Par François Dalla Riva, journaliste professionnel honoraire, carte de presse 49272, correspondant du Courrier (quotidien à Genève)

(© Pierre Nouvelle).
Jeudi 25 septembre 2025, avaient lieu les funérailles de Jean Chabal au crématorium d’Annecy (Haute-Savoie). Une cérémonie simple où a été rappelé l’action de ce militant syndical, engagé, pour et avec les autres, débuté avec la CFTC et poursuivi avec la CFDT pendant plus de soixante ans au sein de l’usine SNR et de l’Union locale d’Annecy et de l’Union territoriale des retraités de Haute-Savoie.

Après avoir été commis de ferme, Jean Chabal a adhéré à la CFTC à Chambéry, après des réprimandes de son chef d’atelier dans l’usine Vetrotex, filiale verrière du groupe BSN. Il exercera son second emploi au sein de la Société nationale des roulements (SNR) de l’agglomération annécienne où il est venu habiter avec son épouse, et où se constituera sa famille.
Durant ces six décennies d’engagement, c’est la laïcisation de la CFTC et son évolution en CFDT lors du congrès de 1964 qui sera déterminante pour son action.
Parole donnée à cette homme, une belle personne, qui évoque le meilleur de cet engagement.
Au crématorium, Léa, petite-fille de Jean Chabal a lu les Béatitudes, avant que ne soit chanté un couplet de la chanson Camarade, adaptée par Jean-Marie Calvet.
Puis, au nom de la CFDT régionale Auvergne-Rhône-Alpes, Jean-François Cullafroz a prononcé un hommage qui revisite la vie et l’engagement de Jean Chabal
» Ah ! tu as voulu te la bailler belle, et partir voyager en catimini, Non, ami, Jean, tant que nos souvenirs, ton visage, ta barbe de patriarche et tes rires resteront dans nos mémoires, tu seras toujours présent parmi nous.
C’est en parlant au présent que je m’adresse à toi, sous le regard des tes enfants et de tes petits-enfants.

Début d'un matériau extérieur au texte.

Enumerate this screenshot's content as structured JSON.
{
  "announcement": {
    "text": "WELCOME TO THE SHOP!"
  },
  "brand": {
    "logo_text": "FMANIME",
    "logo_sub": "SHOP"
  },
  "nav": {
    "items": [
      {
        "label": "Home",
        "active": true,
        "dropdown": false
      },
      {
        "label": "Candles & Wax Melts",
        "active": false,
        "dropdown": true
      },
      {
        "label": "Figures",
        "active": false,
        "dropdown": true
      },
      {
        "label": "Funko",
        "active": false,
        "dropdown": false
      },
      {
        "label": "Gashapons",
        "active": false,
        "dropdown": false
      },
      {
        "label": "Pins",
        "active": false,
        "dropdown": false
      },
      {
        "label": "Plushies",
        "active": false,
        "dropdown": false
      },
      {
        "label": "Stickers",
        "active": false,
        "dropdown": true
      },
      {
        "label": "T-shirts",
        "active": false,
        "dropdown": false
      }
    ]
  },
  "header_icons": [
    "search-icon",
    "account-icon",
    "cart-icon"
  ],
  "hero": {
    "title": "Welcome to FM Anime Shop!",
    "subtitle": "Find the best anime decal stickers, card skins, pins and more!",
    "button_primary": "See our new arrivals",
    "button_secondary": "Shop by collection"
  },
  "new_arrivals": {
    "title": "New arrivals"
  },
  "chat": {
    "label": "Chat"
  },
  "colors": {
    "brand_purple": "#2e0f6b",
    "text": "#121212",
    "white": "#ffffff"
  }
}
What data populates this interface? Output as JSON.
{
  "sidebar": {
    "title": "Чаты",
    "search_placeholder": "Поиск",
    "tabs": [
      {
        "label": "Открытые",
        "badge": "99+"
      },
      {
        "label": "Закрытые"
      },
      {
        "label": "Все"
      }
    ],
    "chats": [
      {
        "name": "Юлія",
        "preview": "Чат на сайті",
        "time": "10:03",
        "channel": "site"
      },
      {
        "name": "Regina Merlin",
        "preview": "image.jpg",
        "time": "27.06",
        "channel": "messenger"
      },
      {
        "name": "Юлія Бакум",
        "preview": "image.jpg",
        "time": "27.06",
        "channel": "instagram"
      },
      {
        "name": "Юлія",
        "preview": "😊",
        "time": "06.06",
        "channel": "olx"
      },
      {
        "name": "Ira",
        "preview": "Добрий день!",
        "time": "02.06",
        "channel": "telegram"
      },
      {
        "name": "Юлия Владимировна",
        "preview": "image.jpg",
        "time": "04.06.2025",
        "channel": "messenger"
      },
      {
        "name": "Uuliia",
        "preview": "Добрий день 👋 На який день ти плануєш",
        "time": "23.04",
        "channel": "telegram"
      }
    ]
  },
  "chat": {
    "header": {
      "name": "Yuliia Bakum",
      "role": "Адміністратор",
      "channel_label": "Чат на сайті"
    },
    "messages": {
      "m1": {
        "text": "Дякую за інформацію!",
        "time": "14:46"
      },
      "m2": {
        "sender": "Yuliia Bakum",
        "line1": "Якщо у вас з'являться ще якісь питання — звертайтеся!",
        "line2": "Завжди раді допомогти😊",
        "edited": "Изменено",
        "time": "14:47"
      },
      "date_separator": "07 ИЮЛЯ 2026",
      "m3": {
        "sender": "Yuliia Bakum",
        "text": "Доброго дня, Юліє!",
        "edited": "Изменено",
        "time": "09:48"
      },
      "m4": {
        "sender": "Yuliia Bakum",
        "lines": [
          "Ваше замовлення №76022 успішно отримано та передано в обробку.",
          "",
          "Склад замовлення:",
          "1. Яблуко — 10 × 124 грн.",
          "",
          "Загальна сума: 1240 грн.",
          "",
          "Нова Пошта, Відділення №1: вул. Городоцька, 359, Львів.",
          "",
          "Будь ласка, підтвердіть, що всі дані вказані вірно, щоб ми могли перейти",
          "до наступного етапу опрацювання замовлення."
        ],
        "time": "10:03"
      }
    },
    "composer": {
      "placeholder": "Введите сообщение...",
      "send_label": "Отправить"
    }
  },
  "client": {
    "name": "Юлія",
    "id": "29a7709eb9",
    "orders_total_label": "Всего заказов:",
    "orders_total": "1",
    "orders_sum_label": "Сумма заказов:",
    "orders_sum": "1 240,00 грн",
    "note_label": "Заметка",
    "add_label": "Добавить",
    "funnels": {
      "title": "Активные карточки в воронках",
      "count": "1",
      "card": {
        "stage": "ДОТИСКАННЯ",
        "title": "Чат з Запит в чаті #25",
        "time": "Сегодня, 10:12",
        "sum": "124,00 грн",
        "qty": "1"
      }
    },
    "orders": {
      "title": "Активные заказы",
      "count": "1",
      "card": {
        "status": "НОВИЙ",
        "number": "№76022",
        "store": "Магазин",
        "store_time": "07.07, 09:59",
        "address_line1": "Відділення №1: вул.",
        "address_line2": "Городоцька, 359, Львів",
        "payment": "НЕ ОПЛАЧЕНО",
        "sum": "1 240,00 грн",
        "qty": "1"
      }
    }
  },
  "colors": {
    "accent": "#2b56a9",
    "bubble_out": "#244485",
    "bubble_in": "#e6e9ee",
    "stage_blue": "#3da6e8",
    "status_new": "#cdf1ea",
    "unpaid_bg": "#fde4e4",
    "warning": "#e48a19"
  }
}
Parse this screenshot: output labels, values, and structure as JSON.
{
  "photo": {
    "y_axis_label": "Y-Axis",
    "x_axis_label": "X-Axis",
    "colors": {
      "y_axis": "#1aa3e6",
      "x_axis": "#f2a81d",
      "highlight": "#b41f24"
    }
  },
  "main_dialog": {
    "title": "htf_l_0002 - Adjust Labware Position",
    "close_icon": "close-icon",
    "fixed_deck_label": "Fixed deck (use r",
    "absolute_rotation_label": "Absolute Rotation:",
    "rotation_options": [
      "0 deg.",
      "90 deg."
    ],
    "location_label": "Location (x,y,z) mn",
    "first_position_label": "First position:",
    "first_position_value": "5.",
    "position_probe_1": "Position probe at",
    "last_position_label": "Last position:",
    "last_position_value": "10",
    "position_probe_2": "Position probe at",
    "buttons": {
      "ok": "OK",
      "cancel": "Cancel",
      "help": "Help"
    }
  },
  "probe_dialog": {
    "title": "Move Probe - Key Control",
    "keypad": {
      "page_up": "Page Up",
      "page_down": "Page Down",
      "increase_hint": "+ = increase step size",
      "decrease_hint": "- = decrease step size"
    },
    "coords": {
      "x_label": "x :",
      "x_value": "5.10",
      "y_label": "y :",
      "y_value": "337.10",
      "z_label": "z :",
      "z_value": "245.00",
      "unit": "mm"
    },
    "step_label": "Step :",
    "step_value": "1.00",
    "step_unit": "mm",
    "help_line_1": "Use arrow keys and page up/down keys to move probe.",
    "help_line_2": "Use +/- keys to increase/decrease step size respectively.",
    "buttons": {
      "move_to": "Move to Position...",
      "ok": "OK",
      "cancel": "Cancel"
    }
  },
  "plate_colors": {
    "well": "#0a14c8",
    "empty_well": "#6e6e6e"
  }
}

C’est un joli nom Camarade, C’est un joli nom tu sais
Qui marie cerise et grenade Aux cent fleurs du mois de mai
Pendant des années Camarade, Pendant des années tu sais
Avec ton seul nom comme aubade, Les lèvres s’épanouissaient
Camarade, Camarade
Ami, compagnon, camarade, tu ne dénies pas ces qualificatifs, toi qui chemine vers tes 90 ans, comme tu le confiais il y a un an quand nous rédigions ta fiche pour le Maitron, le dictionnaire biographique du mouvement ouvrier, et c’est sur ce mode que je vais te rendre hommage au nom de la CFDT Auvergne-Rhône-Alpes, de son Union régionale des retraités et de son groupe Histoire.
Mais c’est aussi et d’abord à vous Frédéric, Micheline, Dominique et vous les petits-enfants Léa, Rosine, Frantz, Marvin et Christophe que s’adresse ce petit mot pour vous dire qui est pour nous Jean, comment nous avons partagé des moments de vie et de lutte pour un monde meilleur ;
Cher Jean, ton parcours débuté à la maternité Sainte-Marthe de l’hôpital Saint-Jacques-des-Arènes de Besançon au matin du 11 septembre 1936. La naissance du Front populaire avait eu lieu peu avant, et tu t’es inscrit dans cette trace. Il faut dire que la vie t’a formé à cela : commis de ferme et école d’agriculture en Savoie au début des années 1950, puis ton entrée à l’usine Vétrotex à Chambéry où tu formais le verre comme suiveur de gâteau puis bobineur, avant de lever le verre bien souvent avec les ami.e.s.
Et c’est de là qu’est parti l’engagement syndical et politique que nous avons connu et accompagné. Il faut dire que l’éveil à la conscience de classe que t’avais forgé la Jeunesse agricole chrétienne s’est vite développé dès ton adhésion à la CFTC en 1959, et les reproches d’un chef d’atelier n’y ont pas été pour rien.
Après ton mariage à Chambéry, puis ta venue à Annecy où tu installas ta famille, ton attachement aux valeurs de démocratie, de la justice sociale et l’intérêt accordé principalement à la personne, ne s’est pas démenti.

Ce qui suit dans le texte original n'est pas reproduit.